Roma spat out his tea. At least he was still holding the cup, so it occurred in a dignified manner, all the water caught neatly. Judging by the way Juliette pressed her hand to her mouth to hide her upturned lips, though, he gathered that she thought otherwise.
“What?” Yulun asked, eyes growing wide. “Why did you react like that?”
“Lourens”—Roma coughed to regain his composure, setting the cup on the fireplace mantel—“is an old friend of ours.”
“Speak for yourself….” Juliette smoothed away her amusement, her hands tucking under her arms instead. “That nutty scientist only ever gave me headaches. And a slice of orange.”
“He—” Roma frowned. “I remember the orange slice, but why did he give you headaches?”
“Do you forget? His work in the labs persistently messed up Scarlet supply. You stole our products and changed them nearly every month.”

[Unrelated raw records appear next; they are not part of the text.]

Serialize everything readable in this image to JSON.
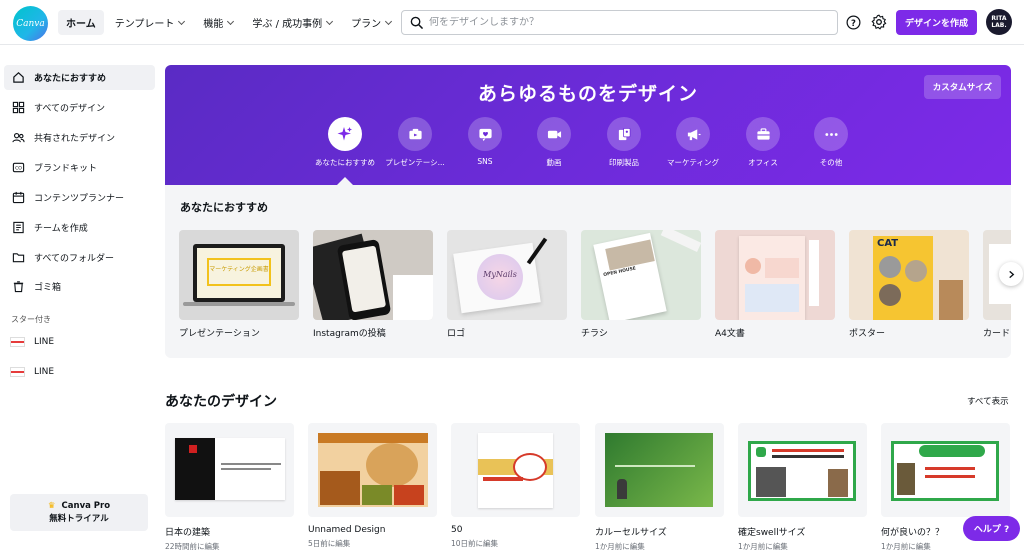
{
  "brand": {
    "logo_text": "Canva",
    "accent": "#7d2ae8",
    "teal": "#00c4cc"
  },
  "nav": {
    "items": [
      {
        "label": "ホーム",
        "active": true
      },
      {
        "label": "テンプレート"
      },
      {
        "label": "機能"
      },
      {
        "label": "学ぶ / 成功事例"
      },
      {
        "label": "プラン"
      }
    ]
  },
  "search": {
    "placeholder": "何をデザインしますか？"
  },
  "header": {
    "create_label": "デザインを作成",
    "avatar_line1": "RITA",
    "avatar_line2": "LAB."
  },
  "sidebar": {
    "items": [
      {
        "label": "あなたにおすすめ",
        "icon": "home-icon"
      },
      {
        "label": "すべてのデザイン",
        "icon": "grid-icon"
      },
      {
        "label": "共有されたデザイン",
        "icon": "people-icon"
      },
      {
        "label": "ブランドキット",
        "icon": "brand-icon"
      },
      {
        "label": "コンテンツプランナー",
        "icon": "calendar-icon"
      },
      {
        "label": "チームを作成",
        "icon": "team-icon"
      },
      {
        "label": "すべてのフォルダー",
        "icon": "folder-icon"
      },
      {
        "label": "ゴミ箱",
        "icon": "trash-icon"
      }
    ],
    "starred_title": "スター付き",
    "starred": [
      {
        "label": "LINE"
      },
      {
        "label": "LINE"
      }
    ],
    "pro_line1": "Canva Pro",
    "pro_line2": "無料トライアル"
  },
  "hero": {
    "title": "あらゆるものをデザイン",
    "custom_size": "カスタムサイズ",
    "categories": [
      {
        "label": "あなたにおすすめ",
        "icon": "sparkle-icon"
      },
      {
        "label": "プレゼンテーシ...",
        "icon": "presentation-icon"
      },
      {
        "label": "SNS",
        "icon": "heart-icon"
      },
      {
        "label": "動画",
        "icon": "video-icon"
      },
      {
        "label": "印刷製品",
        "icon": "print-icon"
      },
      {
        "label": "マーケティング",
        "icon": "megaphone-icon"
      },
      {
        "label": "オフィス",
        "icon": "briefcase-icon"
      },
      {
        "label": "その他",
        "icon": "more-icon"
      }
    ]
  },
  "recommend": {
    "title": "あなたにおすすめ",
    "cards": [
      {
        "label": "プレゼンテーション",
        "thumb_text": "マーケティング企画書"
      },
      {
        "label": "Instagramの投稿",
        "thumb_text": ""
      },
      {
        "label": "ロゴ",
        "thumb_text": "MyNails"
      },
      {
        "label": "チラシ",
        "thumb_text": "OPEN HOUSE"
      },
      {
        "label": "A4文書",
        "thumb_text": ""
      },
      {
        "label": "ポスター",
        "thumb_text": "CAT"
      },
      {
        "label": "カード",
        "thumb_text": ""
      }
    ]
  },
  "your_designs": {
    "title": "あなたのデザイン",
    "see_all": "すべて表示",
    "items": [
      {
        "name": "日本の建築",
        "time": "22時間前に編集"
      },
      {
        "name": "Unnamed Design",
        "time": "5日前に編集"
      },
      {
        "name": "50",
        "time": "10日前に編集"
      },
      {
        "name": "カルーセルサイズ",
        "time": "1か月前に編集"
      },
      {
        "name": "確定swellサイズ",
        "time": "1か月前に編集"
      },
      {
        "name": "何が良いの？？",
        "time": "1か月前に編集"
      }
    ]
  },
  "help_label": "ヘルプ ?"
}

Yulun suddenly straightened up, clutching onto this first bit of concrete evidence that he had been correct about their identities. Still, Juliette’s claim was rather inaccurate, so Roma couldn’t resist arguing: “But that wasn’t Lourens’s fault. That was mine.”
“Yes, correct. You also gave me headaches. Frequently.”
Roma winced. There was nothing more he could say to that in his defense. Indeed, he used to make himself a thorn in Juliette’s side frequently, if only because the city had forced them apart and it was better to get her hatred than nothing at all. These days, though he didn’t need to resort to being a menace anymore, he still liked rolling onto her side of the bed when she was ignoring him for a book and receiving the honor of being smacked away with her pillow.